A term loan is a lump sum you borrow from a lender and receive upfront, then repay in fixed amounts over a set period of time. Term loans are typically paid back on a biweekly or monthly basis, over a period of 1-5 years. You may already be familiar with some common types of term loans, like mortgages or car loans.
A line of credit
Harder to acquire due to their low interest rates and the flexibility they allow, a line of credit is an amount of capital you have access to and can draw down from as needed – great for shorter term working capital needs.
Invoice financing is a loan given to a business upon proof of incoming capital to that business (i.e., an open invoice). This is commonly used as a solution for cash flow issues.
Merchant cash advance
Tailored for businesses that use a lot of credit cards, a merchant cash advance repays a loan by taking a fixed percentage of your daily credit card sales.
In order to qualify for most forms of debt financing, you’ll need to have a record of your business’s operations and profitability. You and your lender both need to be confident in your ability to repay the loan – and to secure that loan most lenders require collateral and or a personal guarantee of repayment.

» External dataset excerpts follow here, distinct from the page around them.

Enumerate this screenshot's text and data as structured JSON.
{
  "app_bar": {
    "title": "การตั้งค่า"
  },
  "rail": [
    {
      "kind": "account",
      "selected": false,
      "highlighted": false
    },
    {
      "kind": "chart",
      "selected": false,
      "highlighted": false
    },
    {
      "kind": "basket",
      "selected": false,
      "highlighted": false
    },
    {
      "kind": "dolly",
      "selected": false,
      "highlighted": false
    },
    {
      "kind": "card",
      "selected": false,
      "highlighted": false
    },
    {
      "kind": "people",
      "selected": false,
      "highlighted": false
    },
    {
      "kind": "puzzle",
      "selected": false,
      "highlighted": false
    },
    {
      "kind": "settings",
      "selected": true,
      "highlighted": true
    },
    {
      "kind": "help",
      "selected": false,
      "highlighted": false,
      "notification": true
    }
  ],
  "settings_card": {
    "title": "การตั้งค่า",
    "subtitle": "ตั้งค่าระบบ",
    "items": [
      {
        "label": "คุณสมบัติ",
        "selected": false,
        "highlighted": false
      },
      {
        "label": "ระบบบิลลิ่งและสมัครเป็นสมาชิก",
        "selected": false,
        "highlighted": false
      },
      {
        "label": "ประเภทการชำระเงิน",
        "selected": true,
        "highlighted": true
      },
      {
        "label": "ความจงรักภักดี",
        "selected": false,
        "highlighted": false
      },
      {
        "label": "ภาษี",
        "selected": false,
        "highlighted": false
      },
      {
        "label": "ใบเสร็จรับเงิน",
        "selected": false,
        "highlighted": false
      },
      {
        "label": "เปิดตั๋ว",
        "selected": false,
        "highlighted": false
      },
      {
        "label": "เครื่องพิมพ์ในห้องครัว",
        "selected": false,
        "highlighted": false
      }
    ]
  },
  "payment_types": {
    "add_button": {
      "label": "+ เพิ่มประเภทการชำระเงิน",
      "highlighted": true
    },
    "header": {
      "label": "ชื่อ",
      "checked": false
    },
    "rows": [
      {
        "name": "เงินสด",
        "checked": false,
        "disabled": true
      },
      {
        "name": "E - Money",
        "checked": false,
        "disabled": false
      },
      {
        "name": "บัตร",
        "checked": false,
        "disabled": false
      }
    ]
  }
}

Some advantages of debt financing:
You retain full ownership over your company, including decision-making authority
There are a wide range of loan options available that can be tailored to match your use caseInterest on debt is tax-deductible
You can usually get approval and capital quickly, particularly in comparison to equity financing
Some reasons why debt financing might not be as appealing:
If you cannot provide adequate operating history and records of good credit and profitability, debt financing may be impossible to secure
Debt is riskier than equity, in that it requires a guarantee of repayment
As debt is an expense, it may limit your options for additional investment while you’re still paying off the loan
Next, a closer look at equity financing. Equity financing most often comes from a few different types of investors:
Family and friends – Generally speaking, family and friends more often invest smaller pools of money in exchange for a small portion of the business
Angel investors – Usually private individuals or associations interested in larger stakes of your company in exchange for a substantial investment
Venture capital – Typically large, public investments
Equity may be your better or only option if you cannot show a record of operating history or profitability. On the other hand, angel investors and venture capitalists do tend to require the potential of a large upside to an investment in your business that could ultimately lead to a high yield in return to their investment over a period of time. This generally translates to business plans that indicate high margins for growth.
Benefits to equity financing include:
- Unlike debt financing, none of your revenue will be diverted toward repaying a loan over the course of your operations
- Investors take on the risk – they are repaid only if your business succeeds
- Investors subsequently have a stake in the success of the business, and may therefore offer advice and guidance
The final point about investor input may prove to be a downside to some business owners:
- Investors may require a say in the operations of the business – for those owners who do not want to yield control, this can be a downside
- By definition, equity financing requires you give up an ownership stake in your business
- Securing investors can be time consuming, so equity financing may not be the right option if you need capital quickly
- Most small businesses won’t ever qualify for venture capital or angel investments
In summary, the key is to match your choice of financing to your specific business need. By assessing the benefits and downsides to equity and debt financing, you should be one step closer to determining the right choice for your business.